Major sections of the first 787-10 have been delivered to Boeing’s final assembly site in North Charleston, South Carolina, Boeing confirms.
The mid- and aft-body sections are ready to be loaded into Position 0, as soon as elements such as the forward fuselage arrive.
Made with sections manufactured by Kawasaki and Fuji in Japan, Leonardo in Italy and Boeing at another facility in North Charleston, the first 787-10 is finally taking shape about 3.5 years after the programme launched in June 2013. The nose section will be delivered from Spirit AeroSystems in Wichita, Kansas, while the wings will be shipped from Mitsubishi in Japan.
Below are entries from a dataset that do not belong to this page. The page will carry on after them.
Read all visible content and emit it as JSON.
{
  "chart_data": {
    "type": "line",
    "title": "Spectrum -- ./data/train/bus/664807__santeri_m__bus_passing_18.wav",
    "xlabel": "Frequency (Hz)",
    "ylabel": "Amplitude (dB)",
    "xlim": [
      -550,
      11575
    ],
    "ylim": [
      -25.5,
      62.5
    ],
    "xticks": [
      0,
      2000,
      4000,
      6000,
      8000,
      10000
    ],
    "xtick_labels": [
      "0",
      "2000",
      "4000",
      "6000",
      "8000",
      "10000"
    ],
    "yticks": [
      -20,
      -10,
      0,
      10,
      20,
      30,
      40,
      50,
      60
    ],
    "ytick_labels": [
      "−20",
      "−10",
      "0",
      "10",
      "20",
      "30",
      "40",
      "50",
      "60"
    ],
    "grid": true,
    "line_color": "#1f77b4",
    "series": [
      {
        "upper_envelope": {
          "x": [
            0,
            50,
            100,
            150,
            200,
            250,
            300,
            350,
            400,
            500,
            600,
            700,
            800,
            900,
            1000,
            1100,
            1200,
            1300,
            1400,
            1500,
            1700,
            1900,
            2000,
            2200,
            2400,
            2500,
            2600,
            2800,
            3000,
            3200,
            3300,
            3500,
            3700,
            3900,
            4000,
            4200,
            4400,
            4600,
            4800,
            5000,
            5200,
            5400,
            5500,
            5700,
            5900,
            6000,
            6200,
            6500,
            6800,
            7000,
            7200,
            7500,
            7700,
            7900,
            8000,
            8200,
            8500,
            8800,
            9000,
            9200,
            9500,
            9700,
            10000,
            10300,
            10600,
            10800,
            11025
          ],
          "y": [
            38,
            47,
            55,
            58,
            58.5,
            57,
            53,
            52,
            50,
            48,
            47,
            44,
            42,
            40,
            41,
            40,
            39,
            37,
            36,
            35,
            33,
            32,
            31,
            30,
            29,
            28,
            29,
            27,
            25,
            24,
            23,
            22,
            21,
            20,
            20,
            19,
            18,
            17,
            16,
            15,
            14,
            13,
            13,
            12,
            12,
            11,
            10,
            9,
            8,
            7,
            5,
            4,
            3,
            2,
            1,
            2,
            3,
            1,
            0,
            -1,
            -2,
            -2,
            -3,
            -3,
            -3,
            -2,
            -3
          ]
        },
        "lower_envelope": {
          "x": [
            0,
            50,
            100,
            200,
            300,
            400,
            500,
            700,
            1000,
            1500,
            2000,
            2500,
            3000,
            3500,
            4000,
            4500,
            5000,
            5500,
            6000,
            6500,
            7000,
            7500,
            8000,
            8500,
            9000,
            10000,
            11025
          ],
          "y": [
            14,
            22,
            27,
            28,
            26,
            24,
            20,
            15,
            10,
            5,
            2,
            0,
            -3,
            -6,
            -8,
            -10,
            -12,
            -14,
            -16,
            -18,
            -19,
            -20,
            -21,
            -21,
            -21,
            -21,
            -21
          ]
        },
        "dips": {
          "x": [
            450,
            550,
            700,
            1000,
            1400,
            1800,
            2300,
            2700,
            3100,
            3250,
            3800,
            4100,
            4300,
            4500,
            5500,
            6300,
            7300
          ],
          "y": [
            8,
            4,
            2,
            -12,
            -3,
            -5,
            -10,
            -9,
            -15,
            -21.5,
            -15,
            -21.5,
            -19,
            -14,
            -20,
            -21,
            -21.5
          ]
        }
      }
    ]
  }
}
The 787-10 will be assembled exclusively in North Charleston, as the stretched centre fuselage is too large to transport to Everett, Washington, in the converted 747-400 DreamLifter.
Boeing plans to begin a year-long flight test campaign for the 787-10 next year ahead of a scheduled entry into service in 2018.
Stretched by 5.47m (18ft) compared to the 787-9 to carry 330 passengers, he type has collected 154 firm orders from 10 customers, including two leasing companies.
Though longer than the 787-9, it shares 95% of the same part numbers, according to Boeing. Notable differences are a 777-style, semi-levered landing gear and 76,000lb-thrust versions of the GE Aviation GEnx-2B and Rolls-Royce Trent 1000 engines.